News Release

Chemist Elad Harel wins Packard Fellowship

Will use $875,000 grant to develop better tools to study proteins that cause diseases

Grant and Award Announcement

Northwestern University

EVANSTON, Ill. --- The David and Lucile Packard Foundation has recognized Northwestern University researcher Elad Harel as one of the nation's most innovative young scientists and awarded him a 2013 Packard Fellowship for Science and Engineering. In the past seven years, six Northwestern researchers have received a Packard Fellowship.

Harel, an assistant professor of chemistry in the Weinberg College of Arts and Sciences at Northwestern, is one of 16 promising science and engineering researchers nationwide named a 2013 Packard Fellow. The fellows will each receive an unrestricted grant of $875,000 over five years to pursue innovative research.

Harel plans to use the award to develop and build optical analogs of MRI technology to better understand the misfolding of proteins. Misfolding is responsible for a host of diseases such as Alzheimer's, Parkinson's and diabetes. He was thrilled to receive such a prestigious fellowship, especially in today's funding climate when government agencies may be reluctant to fund new, exploratory research.

"This fellowship is a fantastic opportunity that will allow my lab at Northwestern to take on high-risk, high-reward initiatives and develop tools that allow researchers to watch proteins fold in real time, which is one the most challenging problems facing the field of biophysics," Harel said.

This work may have important implications for developing drugs that target specific regions of proteins at critical times during the folding process.

Through the fellowship funds, Northwestern graduate students working in Harel's lab will also have the opportunity to see innovative ideas come full circle -- from conception to implementation -- and be heavily involved in developing new techniques in spectroscopy and imaging and applying them to problems of biological and chemical importance.

The Packard Fellowships for Science and Engineering, established in 1988, is among the nation's largest nongovernmental programs designed to seek out and reward the pursuit of scientific discovery with "no strings attached" support.

David Packard, co-founder of the Hewlett-Packard Company, was the inspiration behind the program.

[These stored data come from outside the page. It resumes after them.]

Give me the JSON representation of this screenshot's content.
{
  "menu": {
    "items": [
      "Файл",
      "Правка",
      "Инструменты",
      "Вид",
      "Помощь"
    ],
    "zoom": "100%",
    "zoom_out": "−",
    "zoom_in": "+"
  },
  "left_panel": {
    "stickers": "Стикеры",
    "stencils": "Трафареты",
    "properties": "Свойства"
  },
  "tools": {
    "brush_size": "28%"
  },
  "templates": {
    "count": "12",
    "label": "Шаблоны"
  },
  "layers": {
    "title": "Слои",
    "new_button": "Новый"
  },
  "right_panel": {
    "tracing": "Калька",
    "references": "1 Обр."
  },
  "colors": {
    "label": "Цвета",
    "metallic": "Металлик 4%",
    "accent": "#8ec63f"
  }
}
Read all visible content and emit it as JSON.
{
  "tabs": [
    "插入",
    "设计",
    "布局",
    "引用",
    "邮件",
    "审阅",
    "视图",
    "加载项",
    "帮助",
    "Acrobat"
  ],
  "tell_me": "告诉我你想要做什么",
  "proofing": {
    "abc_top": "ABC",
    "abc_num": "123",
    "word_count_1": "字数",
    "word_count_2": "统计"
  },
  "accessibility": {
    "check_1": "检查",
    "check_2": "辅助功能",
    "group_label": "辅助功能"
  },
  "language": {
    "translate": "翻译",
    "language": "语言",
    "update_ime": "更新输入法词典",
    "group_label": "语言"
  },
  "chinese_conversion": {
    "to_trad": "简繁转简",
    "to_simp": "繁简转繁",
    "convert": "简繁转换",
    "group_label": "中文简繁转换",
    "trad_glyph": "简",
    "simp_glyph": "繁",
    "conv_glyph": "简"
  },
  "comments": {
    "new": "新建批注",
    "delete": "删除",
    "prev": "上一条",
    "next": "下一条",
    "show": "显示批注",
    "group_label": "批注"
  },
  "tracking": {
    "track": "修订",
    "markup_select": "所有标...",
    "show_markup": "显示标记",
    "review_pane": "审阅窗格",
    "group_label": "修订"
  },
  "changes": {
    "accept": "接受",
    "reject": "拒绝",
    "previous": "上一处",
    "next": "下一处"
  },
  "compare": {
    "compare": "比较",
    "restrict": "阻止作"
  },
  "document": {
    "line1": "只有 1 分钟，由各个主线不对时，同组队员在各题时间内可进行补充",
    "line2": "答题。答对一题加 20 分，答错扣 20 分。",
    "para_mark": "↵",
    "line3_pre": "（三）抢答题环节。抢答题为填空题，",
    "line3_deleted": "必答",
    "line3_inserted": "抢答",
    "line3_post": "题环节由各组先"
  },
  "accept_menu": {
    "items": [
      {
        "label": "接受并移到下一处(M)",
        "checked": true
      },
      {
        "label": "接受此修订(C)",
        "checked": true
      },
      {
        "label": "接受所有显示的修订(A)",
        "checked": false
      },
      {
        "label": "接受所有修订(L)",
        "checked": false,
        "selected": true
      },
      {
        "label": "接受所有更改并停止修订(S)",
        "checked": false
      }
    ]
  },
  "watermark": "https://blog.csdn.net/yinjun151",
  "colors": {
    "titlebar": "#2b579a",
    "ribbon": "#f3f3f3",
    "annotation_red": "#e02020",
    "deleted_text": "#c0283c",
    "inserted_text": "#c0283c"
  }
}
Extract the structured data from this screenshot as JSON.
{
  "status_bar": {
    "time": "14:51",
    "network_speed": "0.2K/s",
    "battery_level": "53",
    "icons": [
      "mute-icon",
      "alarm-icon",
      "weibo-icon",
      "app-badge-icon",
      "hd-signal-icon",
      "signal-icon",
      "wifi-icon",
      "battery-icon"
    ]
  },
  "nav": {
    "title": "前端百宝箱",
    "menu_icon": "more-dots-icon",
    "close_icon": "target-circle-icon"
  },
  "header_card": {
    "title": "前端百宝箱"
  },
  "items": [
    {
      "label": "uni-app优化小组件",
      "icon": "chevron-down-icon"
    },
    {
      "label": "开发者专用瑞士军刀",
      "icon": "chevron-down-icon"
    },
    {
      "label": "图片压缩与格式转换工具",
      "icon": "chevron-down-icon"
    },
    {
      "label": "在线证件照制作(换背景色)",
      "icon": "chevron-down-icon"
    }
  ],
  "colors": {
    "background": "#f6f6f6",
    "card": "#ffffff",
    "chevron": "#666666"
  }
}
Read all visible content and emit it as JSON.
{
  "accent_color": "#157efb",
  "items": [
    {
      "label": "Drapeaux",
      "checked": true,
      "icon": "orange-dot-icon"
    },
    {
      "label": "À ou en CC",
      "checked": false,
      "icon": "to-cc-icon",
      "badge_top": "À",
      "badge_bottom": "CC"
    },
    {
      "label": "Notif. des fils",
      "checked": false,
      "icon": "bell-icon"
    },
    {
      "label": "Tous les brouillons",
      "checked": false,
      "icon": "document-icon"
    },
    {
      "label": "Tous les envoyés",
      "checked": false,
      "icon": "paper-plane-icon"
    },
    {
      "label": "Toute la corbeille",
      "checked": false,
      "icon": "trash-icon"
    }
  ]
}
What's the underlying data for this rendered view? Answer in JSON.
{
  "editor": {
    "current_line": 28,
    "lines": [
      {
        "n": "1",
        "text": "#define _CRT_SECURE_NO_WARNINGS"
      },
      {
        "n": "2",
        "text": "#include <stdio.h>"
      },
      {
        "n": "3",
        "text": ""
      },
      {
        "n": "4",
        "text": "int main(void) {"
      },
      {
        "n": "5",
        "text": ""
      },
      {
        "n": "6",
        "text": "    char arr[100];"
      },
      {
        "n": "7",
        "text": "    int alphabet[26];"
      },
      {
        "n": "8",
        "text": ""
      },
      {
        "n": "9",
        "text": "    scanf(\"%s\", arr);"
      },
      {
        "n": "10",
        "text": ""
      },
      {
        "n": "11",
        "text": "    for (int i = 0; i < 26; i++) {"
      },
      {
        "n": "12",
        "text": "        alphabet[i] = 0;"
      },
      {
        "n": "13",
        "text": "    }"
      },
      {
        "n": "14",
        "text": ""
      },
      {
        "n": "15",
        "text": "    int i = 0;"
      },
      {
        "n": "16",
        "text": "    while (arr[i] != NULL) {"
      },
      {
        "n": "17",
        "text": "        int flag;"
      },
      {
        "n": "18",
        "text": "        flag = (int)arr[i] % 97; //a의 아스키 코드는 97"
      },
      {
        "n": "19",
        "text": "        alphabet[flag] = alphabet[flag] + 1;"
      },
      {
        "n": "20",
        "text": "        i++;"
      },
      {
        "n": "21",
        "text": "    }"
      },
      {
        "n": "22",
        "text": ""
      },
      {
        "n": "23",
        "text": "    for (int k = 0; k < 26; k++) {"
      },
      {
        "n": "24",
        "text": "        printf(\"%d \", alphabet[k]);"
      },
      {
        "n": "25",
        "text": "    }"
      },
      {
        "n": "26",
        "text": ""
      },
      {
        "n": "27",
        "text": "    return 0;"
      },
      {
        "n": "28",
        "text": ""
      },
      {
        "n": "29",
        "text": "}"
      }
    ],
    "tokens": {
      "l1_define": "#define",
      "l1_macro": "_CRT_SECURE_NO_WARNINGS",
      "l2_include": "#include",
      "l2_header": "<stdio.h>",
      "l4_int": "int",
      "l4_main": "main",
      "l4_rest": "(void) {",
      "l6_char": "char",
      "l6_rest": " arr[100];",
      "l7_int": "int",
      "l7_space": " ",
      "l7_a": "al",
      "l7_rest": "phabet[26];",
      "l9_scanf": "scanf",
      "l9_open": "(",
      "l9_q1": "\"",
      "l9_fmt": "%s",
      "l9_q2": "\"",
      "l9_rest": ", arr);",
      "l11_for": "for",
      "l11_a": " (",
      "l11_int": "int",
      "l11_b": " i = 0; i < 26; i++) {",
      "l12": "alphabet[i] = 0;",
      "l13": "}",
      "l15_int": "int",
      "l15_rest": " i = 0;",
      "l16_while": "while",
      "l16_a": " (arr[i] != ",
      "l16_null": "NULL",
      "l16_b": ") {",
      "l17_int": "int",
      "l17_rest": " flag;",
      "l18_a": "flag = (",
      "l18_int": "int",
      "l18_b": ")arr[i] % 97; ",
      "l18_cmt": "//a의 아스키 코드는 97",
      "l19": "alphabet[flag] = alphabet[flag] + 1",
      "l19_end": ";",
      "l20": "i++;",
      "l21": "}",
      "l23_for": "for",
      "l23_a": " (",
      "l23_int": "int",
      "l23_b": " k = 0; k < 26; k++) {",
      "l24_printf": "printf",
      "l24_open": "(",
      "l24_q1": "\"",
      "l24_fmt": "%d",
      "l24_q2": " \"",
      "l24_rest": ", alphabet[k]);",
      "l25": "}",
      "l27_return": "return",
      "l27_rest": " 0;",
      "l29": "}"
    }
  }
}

Packard recognized that the success of his company was derived in large measure from the research and development in university laboratories.

"The Packard Foundation believes deeply in the power of science and engineering research and is delighted to support these creative, young scientists," said Lynn Orr, Keleen and Carlton Beal Professor at Stanford University, and chairman of the Packard Fellowships Advisory Panel. "Their independent, exploratory research will generate new knowledge, spark fresh thinking and produce ideas that can improve the human condition.